11 Daarna gaf Moses op die eigen dag het volk het volgende bevel:
W tym samym dniu Mojżesz nakazał ludowi:
12 Wanneer ge de Jordaan zijt overgetrokken, moeten Simeon, Levi, Juda, Issakar, Josef en Benjamin op de berg Gerizzim post vatten, om het volk te zegenen;
Oto ci, którzy staną, by błogosławić lud na górze Gerizim, gdy przeprawicie się przez Jordan: Symeon, Lewi, Juda, Issachar, Józef i Beniamin.
13 en Ruben, Gad, Aser, Zabulon, Dan en Neftali op de berg Ebal voor de vervloeking.
Oto zaś ci staną na górze Ebal, by przeklinać: Ruben, Gad, Aszer, Zebulon, Dan i Neftali.
14 Dan moeten de levieten met luider stem aan alle mannen van Israël plechtig verkonden:
I odezwą się Lewici, i przemówią donośnym głosem do wszystkich mężczyzn Izraela:
15 Vervloekt de man, die een gesneden of gegoten beeld, zo’n gruwel voor Jahweh, zo’n kunstenaarsmaaksel, vervaardigt, en het heimelijk opstelt. En heel het volk zal antwoorden en zeggen: Amen!
Przeklęty człowiek, który wykona wyrzeźbiony lub odlewany posąg – obrzydliwość dla PANA, dzieło rąk rzemieślnika, i postawi w ukrytym miejscu. A cały lud odpowie: Amen.
16 Vervloekt, die zijn vader en moeder veracht. En heel het volk zal zeggen: Amen!
Przeklęty, kto lekceważy swego ojca i swoją matkę. A cały lud powie: Amen.
17 Vervloekt, die de grens van zijn naaste verlegt. En heel het volk zal zeggen: Amen!
Przeklęty, kto przesuwa granicę swego bliźniego. A cały lud powie: Amen.
18 Vervloekt, die een blinde op een dwaalweg voert. En heel het volk zal zeggen: Amen!
Przeklęty, kto sprowadza ślepego z drogi, aby błądził. A cały lud powie: Amen.

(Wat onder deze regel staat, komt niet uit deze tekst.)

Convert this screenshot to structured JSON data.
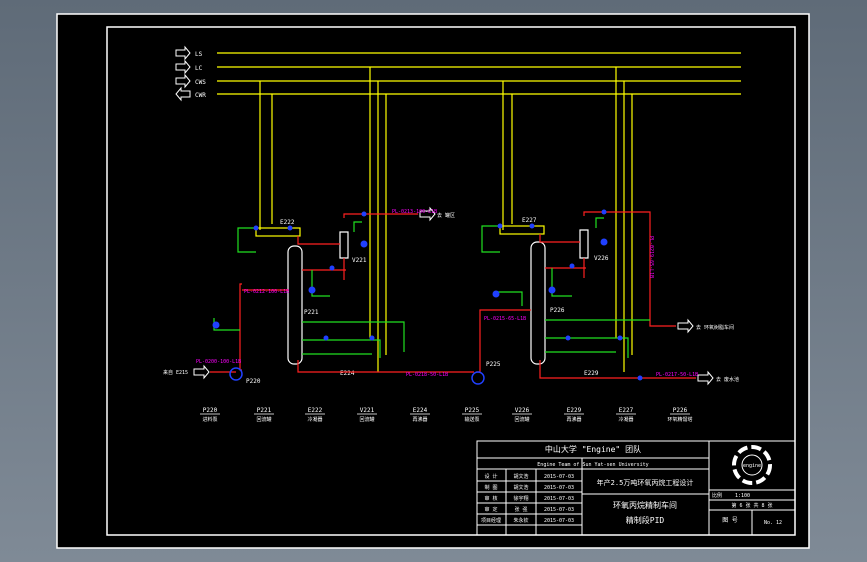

19 Vervloekt, die het recht van vreemdeling, wees en weduwe verkracht. En heel het volk zal zeggen: Amen!
Przeklęty, kto nagina sądu przybysza, sieroty i wdowy. A cały lud powie: Amen.
20 Vervloekt, die gemeenschap houdt met de vrouw van zijn vader; want hij slaat het dek van zijn vader op. En heel het volk zal zeggen: Amen!

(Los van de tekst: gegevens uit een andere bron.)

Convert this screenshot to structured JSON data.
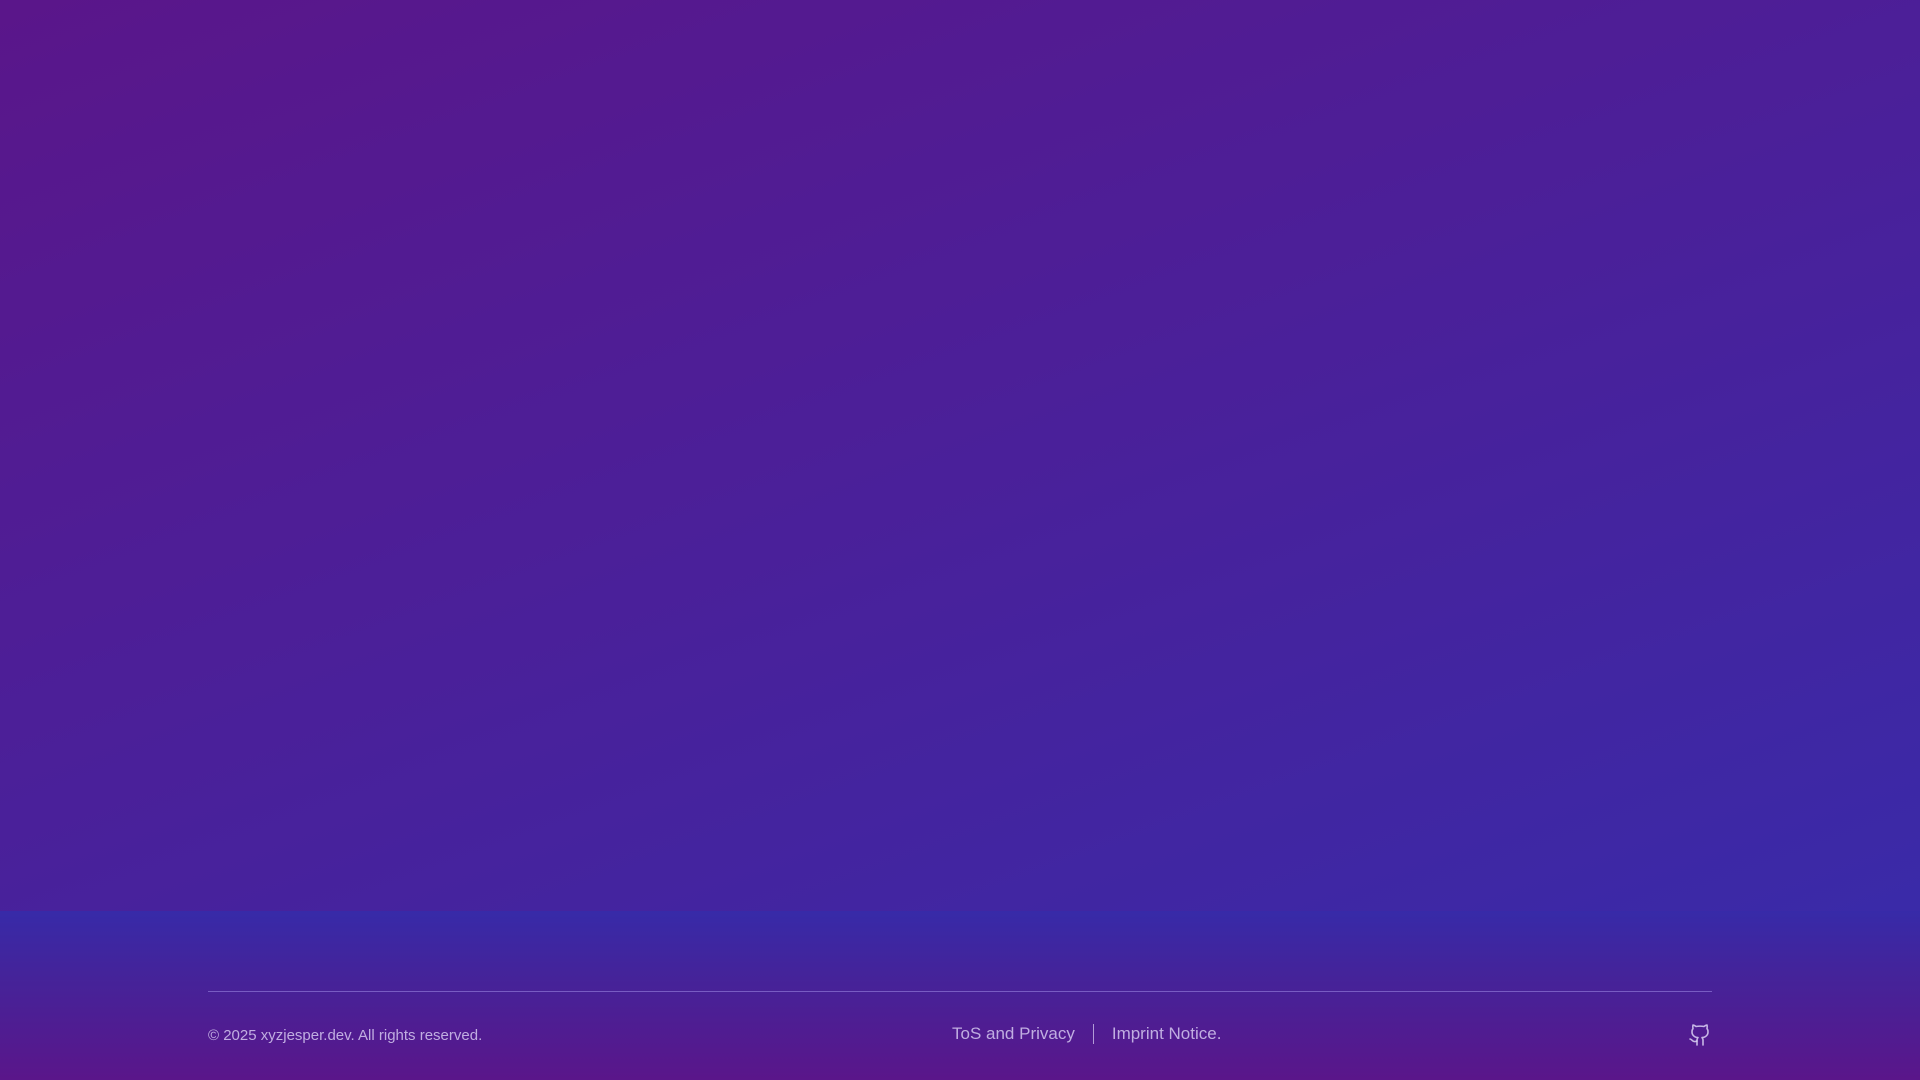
{
  "footer": {
    "copyright": "© 2025 xyzjesper.dev. All rights reserved.",
    "links": [
      {
        "label": "ToS and Privacy"
      },
      {
        "label": "Imprint Notice."
      }
    ],
    "social_icon": "github-icon"
  },
  "colors": {
    "gradient_start": "#5a168a",
    "gradient_end": "#3a2aa8"
  }
}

Przeklęty, kto obcuje z żoną swego ojca, bo odkrywa brzeg płaszcza swego ojca. A cały lud powie: Amen.
21 Vervloekt, die een beest misbruikt, welk dan ook. En heel het volk zal zeggen: Amen!
Przeklęty, kto obcuje z jakimkolwiek zwierzęciem. A cały lud powie: Amen.

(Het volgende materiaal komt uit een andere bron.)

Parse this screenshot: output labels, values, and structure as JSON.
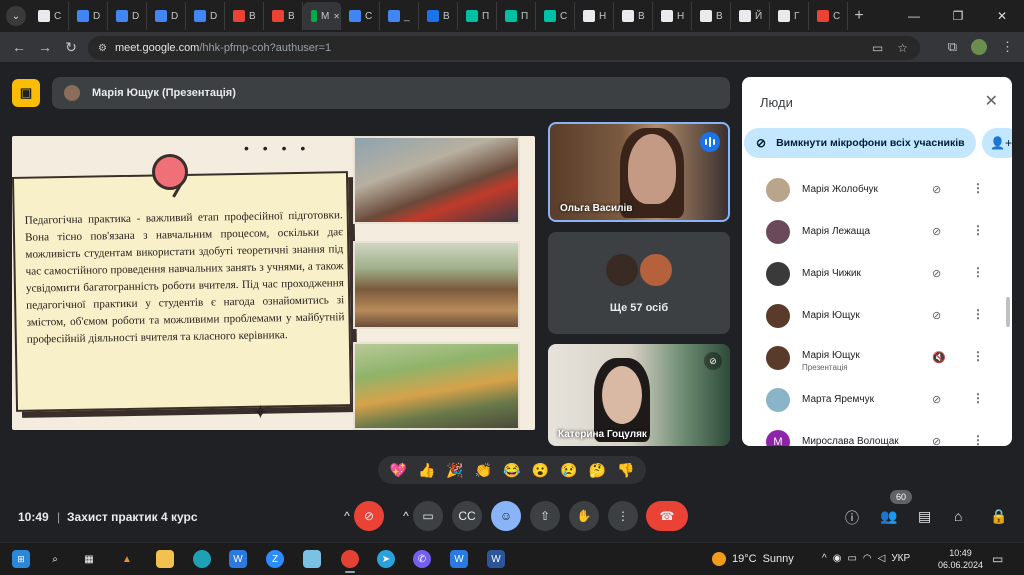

22 Vervloekt, die gemeenschap houdt met zijn zuster, de dochter van zijn vader, of die zijner moeder. En heel het volk zal zeggen: Amen!
Przeklęty, kto obcuje ze swoją siostrą, córką swego ojca lub córką swojej matki. A cały lud powie: Amen.
23 Vervloekt, die gemeenschap houdt met zijn schoonmoeder. En heel het volk zal zeggen: Amen!
Przeklęty, kto obcuje ze swoją teściową. A cały lud powie: Amen.
24 Vervloekt, die zijn naaste in het geheim vermoordt. En heel het volk zal zeggen: Amen!
Przeklęty, kto zabija potajemnie swego bliźniego. A cały lud powie: Amen.
25 Vervloekt, die een geschenk aanneemt, om onschuldig bloed te vergieten. En heel het volk zal zeggen: Amen!
Przeklęty, kto przyjmuje dary, by zabić niewinnego człowieka. A cały lud powie: Amen.
26 Vervloekt, die de woorden van deze Wet niet gestand doet, en ze niet volbrengt. En heel het volk zal zeggen: Amen!
Przeklęty, kto nie trwa w wypełnianiu słów tego prawa. A cały lud powie: Amen.